Ainda, informa que muitos estudos vêm avaliando o desenvolvimento e os resultados psicossociais de crianças cujos pais são gays ou lésbicas. Em regra, o resultado é sempre o mesmo: observam que os recursos sociais e econômicos da família e a força (qualidade) das relações entre os membros da entidade familiar são variáveis muito mais importantes para o desenvolvimento saudável e bem-estar das crianças do que a orientação sexual dos pais. (CHAVES, Marianna. Adoção por casais do mesmo sexo no Brasil e em Portugal in Famílias, Psicologia e Direito / Tereza Rodrigues Vieira; Valéria Silva Galdino Cardin; Bárbara Cossettin Costa Beber Brunini (organizadoras) – 2. Ed. – Brasília/DF: Zakarewwicz Editora, 2018. P. 322)

A orientação sexual não possui relação direta com a convivência familiar nem com a educação dada pelos pais.

Desse modo, temos que o bem-estar da criança deve se sobrepor a tudo, afinal de contas, se trata de um sujeito de direitos, sendo dever do Estado e de toda a sociedade assegurá-los e efetivá-los, priorizando o atendimento de suas necessidades e sua proteção física e jurídica.

O melhor interesse da criança e do adolescente é o princípio norteador da adoção, pois possibilitar o amor, o cuidado, o afeto, o pleno desenvolvimento físico e psíquico sadios, a proteção integral, um lar harmonioso e estável, ou seja, uma vida verdadeiramente digna, é o mínimo que deve ser feito por estes que foram dados para adoção ou deixados à própria sorte, sofrendo com o abandono.

A possibilidade de oferecer uma vida digna a uma criança ou a um adolescente não podia ser condicionada a orientação dos pais adotantes, de forma alguma.

Ainda bem que os novos contornos familiares e a valorização do afeto, bem como o respeito à união de pessoas do mesmo sexo, permitiram que a adoção passasse a ser vista sob uma nova perspectiva, a da criança.

Ver a adoção da perspectiva da mãe ou do pai que não tem condições de ter filhos é limitar a vida dos que mais precisam de amor e de uma família.

O direito à maternidade e à paternidade são inerentes à pessoa humana e não podem ser negados a ninguém.

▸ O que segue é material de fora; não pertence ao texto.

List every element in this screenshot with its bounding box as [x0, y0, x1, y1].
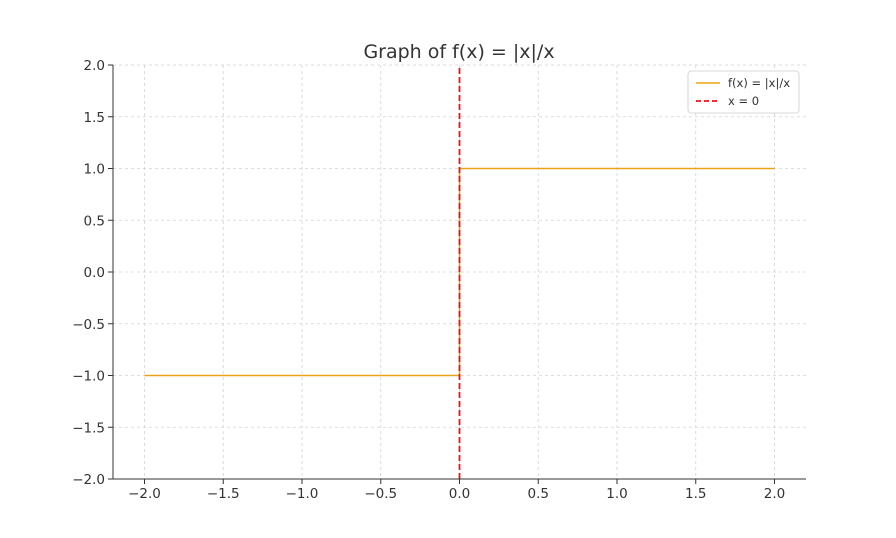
- y-tick-label: −2.0: [72, 472, 105, 488]
- legend-box: [687, 70, 800, 114]
- x-tick-label: 2.0: [764, 486, 785, 502]
- x-tick-label: −1.5: [207, 486, 240, 502]
- y-tick-label: 2.0: [84, 58, 105, 74]
- y-tick-label: 1.0: [84, 162, 105, 178]
- y-tick-label: 1.5: [84, 110, 105, 126]
- x-tick-label: −2.0: [128, 486, 161, 502]
- y-tick-label: 0.0: [84, 265, 105, 281]
- x-tick-label: 0.5: [528, 486, 549, 502]
- chart-title: Graph of f(x) = |x|/x: [363, 41, 554, 63]
- legend-label-0: f(x) = |x|/x: [728, 76, 790, 90]
- x-tick-label: −1.0: [286, 486, 319, 502]
- y-tick-label: −1.5: [72, 420, 105, 436]
- x-tick-label: 0.0: [449, 486, 470, 502]
- legend: f(x) = |x|/x x = 0: [687, 70, 800, 114]
- plot-series: [144, 65, 775, 479]
- axes: −2.0 −1.5 −1.0 −0.5 0.0 0.5 1.0 1.5 2.0 −2.0 −1.5 −…: [72, 58, 806, 502]
- x-tick-label: 1.5: [685, 486, 706, 502]
- y-tick-label: 0.5: [84, 213, 105, 229]
- legend-label-1: x = 0: [728, 94, 759, 108]
- y-tick-label: −1.0: [72, 369, 105, 385]
- x-tick-label: 1.0: [606, 486, 627, 502]
- y-tick-label: −0.5: [72, 317, 105, 333]
- x-tick-label: −0.5: [364, 486, 397, 502]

Além disso, o direito a uma família é algo sublime e deve ser garantido a todos.

Com isso, forçoso concluir que é do ângulo da criança e do adolescente que a adoção deve ser vista.

É o menor que precisa de uma família. Seja ela como for, mas que seja repleta de afeto e que sempre favoreça o adotado, por parte de ambos os pais quando o casal for exercer a paternidade de fato, não havendo mais razão para se esconderem atrás de uma pessoa só, para isso ser efetivado.